Fórum I de Lógica II - Conceito de validade e verdade


Caro professor e queridos colegas,

Vou abrir minha participação nesse fórum com um trecho de Nietzsche, em O Livro do Filósofo:

“Todos os instintos ligados ao prazer e ao desprazer – não pode aí haver um instinto de verdade, isto é, de uma verdade completamente sem conseqüências, pura, sem emoção; porque aí cessaria prazer e desprazer e não há instinto que não pressinta uma alegria em sua satisfação. A alegria de pensar não demonstra um desejo de verdade. A alegria de todas as percepções sensíveis consiste no fato de terem sido conseguidos por meio de raciocínios. O homem nada sempre até esse ponto num oceano de alegria. Em que medida, contudo, o silogismo, a operação lógica preparam a alegria?”
(Fragmento 181, do livro O Livro do Filósofo, página 97. Coleção Grandes Obras do Pensamento Universal, Editora Escala).

Este livro é, na verdade, um apanhado de pensamentos soltos, incompletos. Nietzsche morreu sem dar cabo de sua conclusão e eu o considero quase como um diário, um apanhado de pensamentos que o alemão poderia um dia desenvolver – não fosse a sífilis. Por isso, o filósofo não conclui o raciocínio e deixa a pergunta sem resposta: como as operações lógicas poderiam nos preparar para a alegria do pensamento, se a alegria do pensamento, de acordo com ele, não consiste no desejo de verdade?

Para pensarmos a questão, devemos nos ater às condições de validade e verdade aplicadas à Lógica: a validade de um argumento depende exclusivamente da relação entre as suas premissas e a conclusão delas derivada.

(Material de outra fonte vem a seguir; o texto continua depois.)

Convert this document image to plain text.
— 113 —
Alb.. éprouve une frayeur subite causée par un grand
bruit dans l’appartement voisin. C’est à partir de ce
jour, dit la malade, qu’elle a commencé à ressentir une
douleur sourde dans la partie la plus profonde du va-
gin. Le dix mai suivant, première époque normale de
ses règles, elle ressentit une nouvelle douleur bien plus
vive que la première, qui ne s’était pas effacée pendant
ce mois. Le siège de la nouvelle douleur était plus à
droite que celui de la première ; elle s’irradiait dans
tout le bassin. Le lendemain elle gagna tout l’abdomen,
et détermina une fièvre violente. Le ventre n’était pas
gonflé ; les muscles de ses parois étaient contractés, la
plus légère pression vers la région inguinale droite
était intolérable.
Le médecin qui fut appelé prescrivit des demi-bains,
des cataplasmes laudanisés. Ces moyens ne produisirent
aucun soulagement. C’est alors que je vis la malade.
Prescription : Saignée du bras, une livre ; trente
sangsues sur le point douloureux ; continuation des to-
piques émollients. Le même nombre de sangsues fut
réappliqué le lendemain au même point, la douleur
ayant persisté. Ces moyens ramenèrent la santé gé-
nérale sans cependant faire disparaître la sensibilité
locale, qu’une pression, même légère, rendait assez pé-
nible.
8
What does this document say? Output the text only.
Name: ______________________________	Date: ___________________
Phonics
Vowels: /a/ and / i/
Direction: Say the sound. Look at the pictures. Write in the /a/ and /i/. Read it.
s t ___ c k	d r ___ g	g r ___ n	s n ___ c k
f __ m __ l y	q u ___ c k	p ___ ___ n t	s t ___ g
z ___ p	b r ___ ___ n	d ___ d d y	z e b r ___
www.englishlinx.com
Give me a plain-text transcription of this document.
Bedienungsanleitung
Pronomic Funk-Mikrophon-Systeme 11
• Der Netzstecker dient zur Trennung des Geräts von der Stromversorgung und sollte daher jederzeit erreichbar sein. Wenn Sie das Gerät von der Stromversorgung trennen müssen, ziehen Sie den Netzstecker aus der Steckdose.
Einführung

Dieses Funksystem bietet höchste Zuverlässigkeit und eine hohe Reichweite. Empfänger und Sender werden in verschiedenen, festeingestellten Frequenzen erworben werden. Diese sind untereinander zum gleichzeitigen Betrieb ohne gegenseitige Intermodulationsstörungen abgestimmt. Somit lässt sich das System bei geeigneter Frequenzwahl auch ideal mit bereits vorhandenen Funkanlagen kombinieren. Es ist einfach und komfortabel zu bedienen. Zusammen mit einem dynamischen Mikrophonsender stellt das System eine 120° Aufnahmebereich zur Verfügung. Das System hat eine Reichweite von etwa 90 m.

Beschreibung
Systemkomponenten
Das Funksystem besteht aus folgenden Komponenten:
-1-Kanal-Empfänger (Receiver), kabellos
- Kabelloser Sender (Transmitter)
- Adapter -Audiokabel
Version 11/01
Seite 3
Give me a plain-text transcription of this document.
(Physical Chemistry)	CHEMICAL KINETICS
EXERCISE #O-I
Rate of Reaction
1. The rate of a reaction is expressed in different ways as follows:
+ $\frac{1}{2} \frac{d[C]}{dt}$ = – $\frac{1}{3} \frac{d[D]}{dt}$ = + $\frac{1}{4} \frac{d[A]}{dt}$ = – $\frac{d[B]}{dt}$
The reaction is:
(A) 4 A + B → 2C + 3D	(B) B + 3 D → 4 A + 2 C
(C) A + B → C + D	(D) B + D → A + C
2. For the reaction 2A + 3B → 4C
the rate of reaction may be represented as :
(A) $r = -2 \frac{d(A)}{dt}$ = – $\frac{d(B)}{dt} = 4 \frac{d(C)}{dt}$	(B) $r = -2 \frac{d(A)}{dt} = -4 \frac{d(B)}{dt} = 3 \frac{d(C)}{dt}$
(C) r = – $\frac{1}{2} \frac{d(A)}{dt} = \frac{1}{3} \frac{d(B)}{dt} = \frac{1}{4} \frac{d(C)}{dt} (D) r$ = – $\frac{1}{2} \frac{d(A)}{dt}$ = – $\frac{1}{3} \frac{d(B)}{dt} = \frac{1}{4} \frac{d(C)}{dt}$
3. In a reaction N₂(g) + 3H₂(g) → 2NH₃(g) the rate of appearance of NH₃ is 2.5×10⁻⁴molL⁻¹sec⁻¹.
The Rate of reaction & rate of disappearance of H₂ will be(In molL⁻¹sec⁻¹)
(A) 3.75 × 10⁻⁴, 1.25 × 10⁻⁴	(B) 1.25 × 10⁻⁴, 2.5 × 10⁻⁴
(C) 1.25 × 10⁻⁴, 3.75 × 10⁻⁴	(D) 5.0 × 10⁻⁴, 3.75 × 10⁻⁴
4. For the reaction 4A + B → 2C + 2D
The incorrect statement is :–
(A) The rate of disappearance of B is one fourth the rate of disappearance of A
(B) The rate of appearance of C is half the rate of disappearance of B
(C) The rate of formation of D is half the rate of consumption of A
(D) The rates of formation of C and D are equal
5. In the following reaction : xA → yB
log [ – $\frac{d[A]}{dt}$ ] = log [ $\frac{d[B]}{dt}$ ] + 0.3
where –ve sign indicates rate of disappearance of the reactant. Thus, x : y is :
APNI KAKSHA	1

Assim, a validade de um argumento deve ser considerada de acordo com sua estrutura e não de acordo com o conteúdo do discurso anunciado.

Temos, no entanto, dois tipos de argumentos: os dedutivos e os indutivos. Nos argumentos dedutivos, a conclusão é amparada de forma definitiva pelas premissas, havendo, portanto, uma necessidade lógica nessa relação. Assim, um argumento dedutivo em que as premissas não sustentam a conclusão, é um argumento inválido.

Contudo, temos também os argumentos indutivos, onde a conclusão é afirmada pelas premissas somente dentro de um campo de possibilidade, não atestando definitivamente sua conclusão. Logo, quando falamos em validade dos argumentos, só podemos nos referir aos argumentos dedutivos, sendo certo que os indutivos podem ser considerados apenas com probabilidades, maiores ou menores de validade, em relação às conclusões e suas premissas.

Com isso, podemos afirmar que quando as premissas são verdadeiras, é impossível que sua conclusão seja falsa. No entanto (Filosofia sempre tem esse “no entanto” que termina complicado as coisas), é possível que as premissas sejam falsas, dentro de uma estrutura válida, mas com uma conclusão verdadeira. Parece complicado. E é! (pelo menos para mim). Para tentar entender como isso ocorre, vou recorrer à citação de um site sobre Lógica, onde o autor se apresenta apenas como Vinícius:

é possível termos premissas falsas e conclusão verdadeira em um argumento válido. Isso mostra porque ao tentar rebater um argumento devemos primeiramente verificar as premissas e não a conclusão. Para evitar a confusão,  devemos deixar claro: em um argumento válido, se as premissas são verdadeiras a conclusão não pode ser falsa; por outro lado, se as premissas forem falsas, a conclusão pode ser verdadeira ou falsa! A única garantia que a validade nos dá é no caso de premissas verdadeiras. De premissas falsas pode-se concluir qualquer coisa, não há controle, digamos assim.”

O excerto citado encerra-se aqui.